CrushaKRool · August 2, 2021, 11:13pm

Perhaps each fulfilled condition of the contract could be scored with an individual weight. The rule could then only report an issue if a specific threshold was met, i.e. if there is sufficient evidence that the programmer was in fact intending to fulfill this contract and not just happened to name a function like this.

Having it start with “ShouldSerialize” (case insensitive) should be the minimum requirement for the rule to kick in. Then it gets scored
+1 if it’s public
+1 if it has a boolean return value
+1 if it is parameterless
+1 if it’s non-static
+2 if the end of the name matches a property in the class (case-insensitive)

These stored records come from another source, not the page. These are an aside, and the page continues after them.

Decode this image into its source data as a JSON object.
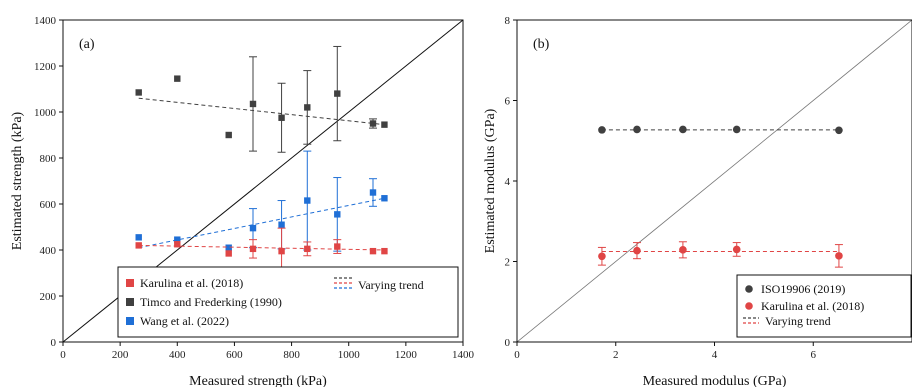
{
  "colors": {
    "timco": "#404040",
    "karulina": "#e04545",
    "wang": "#1f6fd6",
    "iso": "#404040",
    "axis": "#111111"
  },
  "chart_data": [
    {
      "type": "scatter",
      "panel_label": "(a)",
      "xlabel": "Measured strength (kPa)",
      "ylabel": "Estimated strength (kPa)",
      "xlim": [
        0,
        1400
      ],
      "ylim": [
        0,
        1400
      ],
      "xticks": [
        0,
        200,
        400,
        600,
        800,
        1000,
        1200,
        1400
      ],
      "yticks": [
        0,
        200,
        400,
        600,
        800,
        1000,
        1200,
        1400
      ],
      "reference_line": "y = x",
      "legend_position": "bottom-right",
      "legend": {
        "entries": [
          "Karulina et al. (2018)",
          "Timco and Frederking (1990)",
          "Wang et al. (2022)"
        ],
        "trend_label": "Varying trend"
      },
      "series": [
        {
          "key": "timco",
          "marker": "square",
          "x": [
            265,
            400,
            580,
            665,
            765,
            855,
            960,
            1085,
            1125
          ],
          "y": [
            1085,
            1145,
            900,
            1035,
            975,
            1020,
            1080,
            950,
            945
          ],
          "err": [
            0,
            0,
            0,
            205,
            150,
            160,
            205,
            20,
            0
          ],
          "trend": [
            [
              265,
              1060
            ],
            [
              1125,
              945
            ]
          ]
        },
        {
          "key": "wang",
          "marker": "square",
          "x": [
            265,
            400,
            580,
            665,
            765,
            855,
            960,
            1085,
            1125
          ],
          "y": [
            455,
            445,
            410,
            495,
            510,
            615,
            555,
            650,
            625
          ],
          "err": [
            0,
            0,
            0,
            85,
            105,
            215,
            160,
            60,
            0
          ],
          "trend": [
            [
              265,
              410
            ],
            [
              1125,
              625
            ]
          ]
        },
        {
          "key": "karulina",
          "marker": "square",
          "x": [
            265,
            400,
            580,
            665,
            765,
            855,
            960,
            1085,
            1125
          ],
          "y": [
            420,
            425,
            385,
            405,
            395,
            405,
            415,
            395,
            395
          ],
          "err": [
            0,
            0,
            0,
            40,
            100,
            30,
            30,
            0,
            0
          ],
          "trend": [
            [
              265,
              420
            ],
            [
              1125,
              400
            ]
          ]
        }
      ]
    },
    {
      "type": "scatter",
      "panel_label": "(b)",
      "xlabel": "Measured modulus (GPa)",
      "ylabel": "Estimated modulus (GPa)",
      "xlim": [
        0,
        8
      ],
      "ylim": [
        0,
        8
      ],
      "xticks": [
        0,
        2,
        4,
        6
      ],
      "yticks": [
        0,
        2,
        4,
        6,
        8
      ],
      "reference_line": "y = x",
      "legend_position": "bottom-right",
      "legend": {
        "entries": [
          "ISO19906 (2019)",
          "Karulina et al. (2018)"
        ],
        "trend_label": "Varying trend"
      },
      "series": [
        {
          "key": "iso",
          "marker": "circle",
          "x": [
            1.72,
            2.43,
            3.36,
            4.45,
            6.52
          ],
          "y": [
            5.27,
            5.28,
            5.28,
            5.28,
            5.26
          ],
          "err": [
            0,
            0,
            0,
            0,
            0
          ],
          "trend": [
            [
              1.72,
              5.27
            ],
            [
              6.52,
              5.27
            ]
          ]
        },
        {
          "key": "karulina",
          "marker": "circle",
          "x": [
            1.72,
            2.43,
            3.36,
            4.45,
            6.52
          ],
          "y": [
            2.13,
            2.27,
            2.29,
            2.3,
            2.14
          ],
          "err": [
            0.22,
            0.2,
            0.2,
            0.17,
            0.28
          ],
          "trend": [
            [
              1.72,
              2.25
            ],
            [
              6.52,
              2.25
            ]
          ]
        }
      ]
    }
  ]
}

If it then does not fulfill the contract entirely but reaches of a total score of (for example) at least 3 points, it will report a finding.

Corniel · August 3, 2021, 8:51pm

All these issues would lead to issues when applying them on conditional serialization. From that perspective they all should raise an issue. The question is: do we expect false positives on any of these, as a FP is something you want to avoid.